700 collaborateurs des manufactures horlogères de Suisse romande ont manifesté au Sentier et à Genève, contre les nouveaux licenciements annoncés par la direction du groupe sur cinq sites. Ils demandent la mise en place du chômage partiel.

Quelque 400 personnes, dont de nombreux salariés des manufactures d’horlogerie de la Vallée de Joux, ont participé aujourd’hui à midi à un rassemblement de solidarité au Sentier, dans le canton de Vaud, contre les suppressions de postes dans le groupe Richemont. Un rassemblement a aussi eu lieu à Genève avec 300 salariés de Piaget et Vacheron Constantin. Ces manifestations ont répondu à l’appel des délégations du personnel et du syndicat Unia.

Au tour des actionnaires

Sous le slogan «nos vies valent plus que leurs profits», les participants ont manifesté leur colère et leur soutien. Les salariés exigent le retrait de la mesure visant à supprimer 211 postes de travail sur cinq sites des marques Piaget et Vacheron Constantin, en Suisse romande. Après la première vague de licenciements de ce printemps, les salariés estiment avoir payé leur dû. Ils considèrent que c’est au tour des actionnaires de concéder des sacrifices.

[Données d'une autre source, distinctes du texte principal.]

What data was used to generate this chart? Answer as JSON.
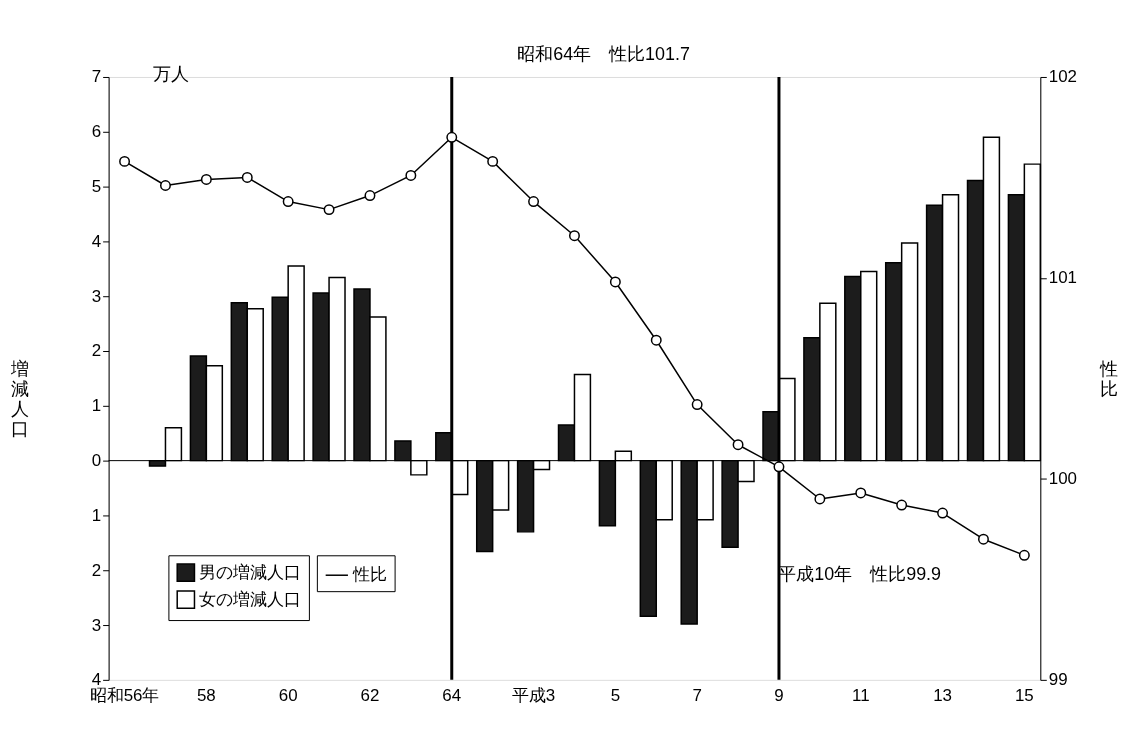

«Les salariés refusent de payer pour les mauvais choix stratégiques opérés par la direction et le conseil d’administration » explique le syndicat Unia.

D’autant que le groupe a versé 854 millions d’euros de dividendes en 2016 sur un bénéfice de 2,23 milliards d’euros, et annoncé une augmentation du dividende par action.

Pour le chômage partiel

Dans une résolution votée lors des rassemblements publics du Sentier et de Genève, les salariés ont demandé le retrait des suppressions de postes.

«L’introduction de mesures simples à mettre en œuvre comme le chômage partiel permettrait de sauvegarder les emplois en attendant une embellie» poursuit le syndicat Unia.

En effet, le bénéfice réalisé le montre: même dans cette période difficile de ralentissement économique, le groupe Richemont a la capacité de fournir du travail à tout le personnel.Les salariés demandent à la direction de refaire un point de la situation économique des entreprises une fois que seront passés les grands salons horlogers de Genève, en janvier, et Bâle en mars.